Computational Work
Lead Contributor for Webpage: Hongji Zhu
Lead Contributor for Webpage: Hongji Zhu
Computationally, a pipeline has been developed that takes a query lectin sequence and runs it through different alignment algorithms to determine if its N-glycosylation sites are conserved.
The lectin database is created by all available protein sequences which are identified as carbohydrate-binding form Uniprot.
From Uniprot, for each lectin, we extracted the information on its glycosylation identity, locations of the glycosylation sites, and the sequence of lectin.
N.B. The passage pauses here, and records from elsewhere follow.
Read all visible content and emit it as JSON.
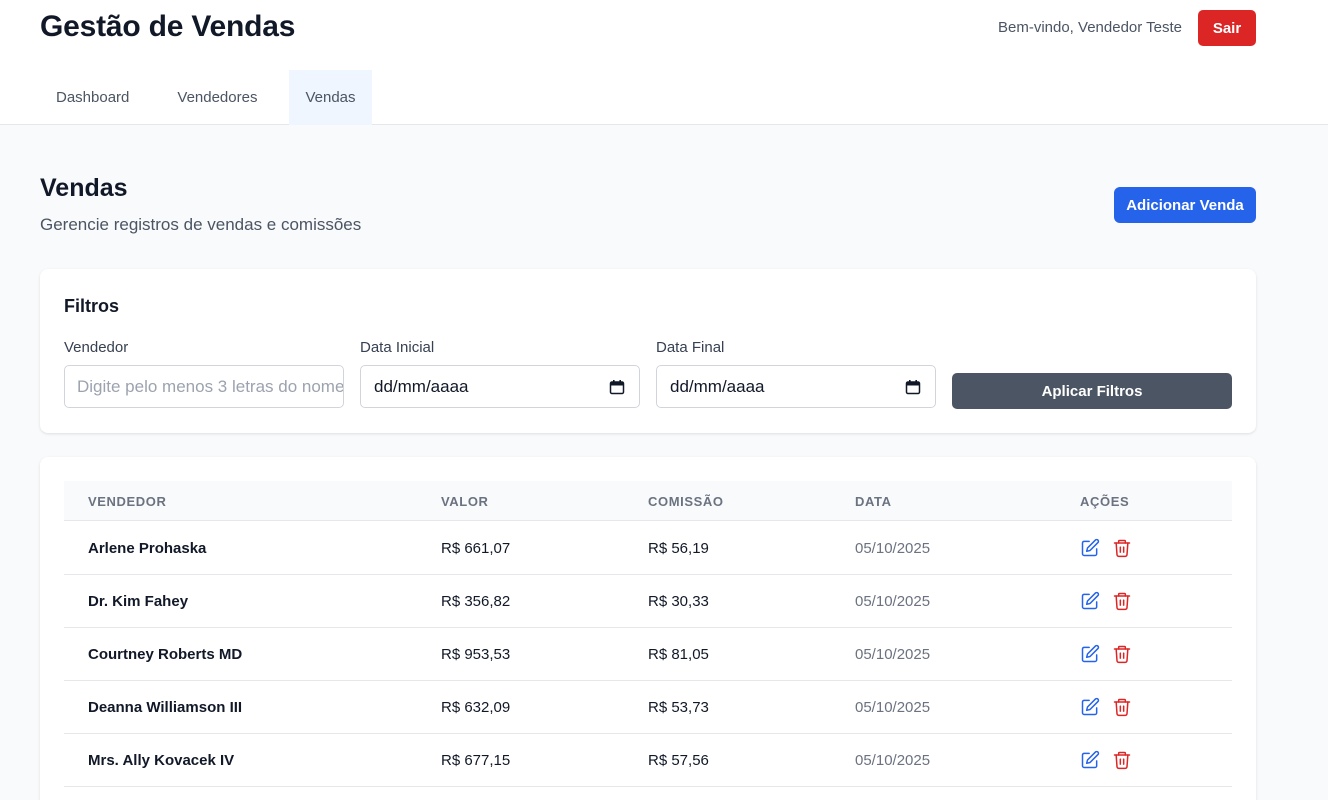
{
  "header": {
    "title": "Gestão de Vendas",
    "welcome": "Bem-vindo, Vendedor Teste",
    "logout_label": "Sair"
  },
  "nav": {
    "tabs": [
      {
        "label": "Dashboard",
        "active": false
      },
      {
        "label": "Vendedores",
        "active": false
      },
      {
        "label": "Vendas",
        "active": true
      }
    ]
  },
  "page": {
    "title": "Vendas",
    "subtitle": "Gerencie registros de vendas e comissões",
    "add_label": "Adicionar Venda"
  },
  "filters": {
    "title": "Filtros",
    "vendedor_label": "Vendedor",
    "vendedor_placeholder": "Digite pelo menos 3 letras do nome",
    "data_inicial_label": "Data Inicial",
    "data_inicial_value": "dd/mm/aaaa",
    "data_final_label": "Data Final",
    "data_final_value": "dd/mm/aaaa",
    "apply_label": "Aplicar Filtros"
  },
  "table": {
    "columns": [
      "VENDEDOR",
      "VALOR",
      "COMISSÃO",
      "DATA",
      "AÇÕES"
    ],
    "rows": [
      {
        "vendedor": "Arlene Prohaska",
        "valor": "R$ 661,07",
        "comissao": "R$ 56,19",
        "data": "05/10/2025"
      },
      {
        "vendedor": "Dr. Kim Fahey",
        "valor": "R$ 356,82",
        "comissao": "R$ 30,33",
        "data": "05/10/2025"
      },
      {
        "vendedor": "Courtney Roberts MD",
        "valor": "R$ 953,53",
        "comissao": "R$ 81,05",
        "data": "05/10/2025"
      },
      {
        "vendedor": "Deanna Williamson III",
        "valor": "R$ 632,09",
        "comissao": "R$ 53,73",
        "data": "05/10/2025"
      },
      {
        "vendedor": "Mrs. Ally Kovacek IV",
        "valor": "R$ 677,15",
        "comissao": "R$ 57,56",
        "data": "05/10/2025"
      }
    ],
    "row_actions": [
      "edit-icon",
      "trash-icon"
    ]
  },
  "colors": {
    "primary": "#2563eb",
    "danger": "#dc2626",
    "neutral_button": "#4b5563",
    "active_tab_bg": "#eff6ff"
  }
}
Only a part of the lectins have known binding partners, and only a part of the lectins with known binding partners have available sequence information. Based on that, we gathered a list of lectins that both have available sequence information and known binding partners for our next steps of analysis: A0A0R4I963, A0A1D5B395, A0A1D5B396, O22415, O24313, P02866, P02867, P02871, P02873, P05087, P0DKL3, P11218, P14894, P15231, P16270, P16300, P18670, P19329, P19330, P19664, P22972, P22973, P24146, P33183, P56625, P93248, P93543, Q12558, Q2F1K8, Q2U5P7, Q2UDJ8, Q2UQV7, Q2UT06, Q40987, Q41114, Q41159, Q41160, Q41162, Q41358, Q42372, Q42460, Q43629, Q8W1R6, Q9AVR2, Q9S8M0, Q9SM56, U3KRF8
For lectins in the list, we extract the ±10 amino acid sequence around each glycosylation sites of these lectins.
We ran BLAST on each of the sequons against the lectin database with e-value = 0.05. From the BLAST result, we looked into each of the alignment results and see if the aligned sequence from the database has Asn on the location of the given mini-sequence query and check if the match also follows the glycosylation pattern of AsnXxxSer/Thr/Cys. If satisfied, we count that alignment as a “Match”. Otherwise, we count that alignment as a “Mismatch”. However, the total number of Match/Mismatch may also be affected by the number of glycosylation sites and fail to reveal how conservative the glycosylation sites of the lectin among the lectin database. Therefore, we computed the average number of match/mismatch per glycosylations sites.
Our goal for the computational analysis is to identify the lectins that contain conserved/non-conserved. So that we can test whether the removal of the glycosylation sites would affect the binding function of the lectin. Thus, we looked closer at individual lectins and see how many matches/mismatches for each glycosylation site of that lectin.
To gain orthogonal information on the physical location of glycosylation sites, we use Pymol, a Python library that allows us to visualize protein structures and annotate structural motifs. To do this we format the sequence for a given lectin as a protein databank file (PDB) then tell the program to annotate motifs of interest in the 3D structure. In our case, we annotated glycosylation sites.